09/03/2013 // New York, NY, USA // jcreiterlaw // Jonathan C. Reiter // (press release)

The rate of building construction continues to skyrocket in New York, and with it, the less common, yet very tragic incidents of collapses, explosions and fires at construction sites. There are as many factors involved in these types of construction accidents, as there are a variety and severity of injuries and death caused by these types of accidents. Many volatile and highly inflammable chemicals are used at building sites, along with pressurized containers, heat-powered tools such as flame torches, soldering irons and brazing torches, the combination of which in a careless or negligent way, can lead to disaster.

Construction site fires are common, and very dangerous, since they can spread and ignite volatile chemicals, which endanger the lives of not just the workers at the site, but people living and working within at least a one-block circumference of the building site. The injuries sustained in one of these construction accidents are as varied as their causes.

• If there is a blast, workers can suffer concussive type injuries such as hearing loss and head trauma.

• They can also suffer injuries to the eyes.

• A welder suffers injuries due to flashback and blasts; a plumber can sustain burns from a brazing fire.

• Painters can be injured if a pressurized contained explodes.

• A natural gas leak can have far reaching effects if left undetected until the point of explosion.

If a construction site has been constructed with defective materials, or without adherence to the safety rules of the N.Y. Industrial Code, the building under construction can collapse, either partially or completely, leading to serious injuries and death. The injuries from a building collapse include:

• fractures

• loss of limb

• spinal injuries

• paralysis

• many other types of injuries

A total building collapse is usually felt for many blocks surrounding the collapse, necessitating the evacuation of nearby homes and structures.

Jonathan C. Reiter, a construction accident attorney with offices located in the Empire State Building, explained the importance of the New York Labor Law in protecting workers from these types of accidents, as follows:

“Labor Law section 241(6) holds the owner and general contractor liable for non-compliance with the safety rules promulgated under the N.Y. Industrial Code, which applies to the disastrous event of a building explosion, fire and collapse. The safety rules must be strictly adhered to, in order to prevent such a tragedy.
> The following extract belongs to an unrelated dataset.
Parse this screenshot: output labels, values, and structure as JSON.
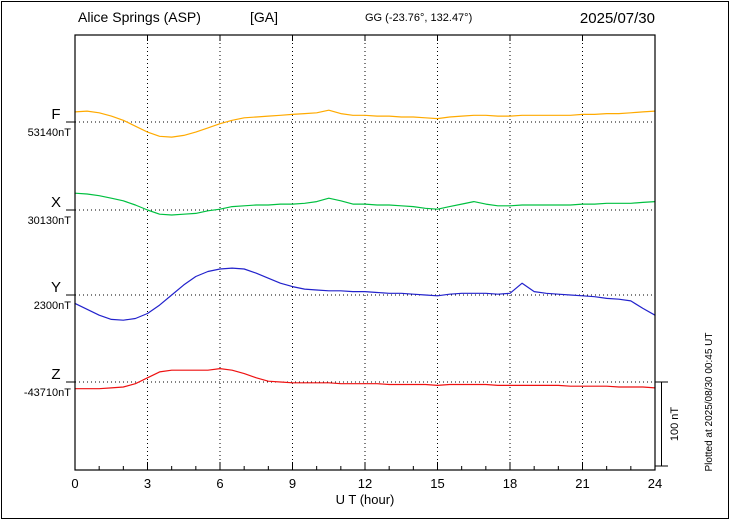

Often, profit is placed over the safety of not only the workers but of people who live or work in the vicinity of these accidents, and just happen to be in the wrong place at the wrong time. A burn injury is among the most common type of injuries caused by these types of accidents. Burn injuries are often severe, and require extensive hospital and medical treatment, multiple surgeries and extensive rehabilitation treatment as well. If the accident was caused by the failure to comply with the safety regulations, liability will lie with the owner and the general contractor.”

Mr. Reiter explained the various causes of explosions at construction sites, stating: “There can be gas leaks, chemical leaks, electrical sparks and malfunctions, welding flames, combustible dust, and lack of training of the handlers of these chemicals. Something as simple as passer-by lighting up a cigarette can ignite this type of disaster. ‘No smoking’ signage is required at every building site in New York, and must be strictly adhered to in order to minimize the risks to the workers and the public. If the safety regulations are not strictly followed, a disaster can ensue, and many people can be injured and/or killed. The Labor Law holds the owner and the general contractor liable for such a tragedy.”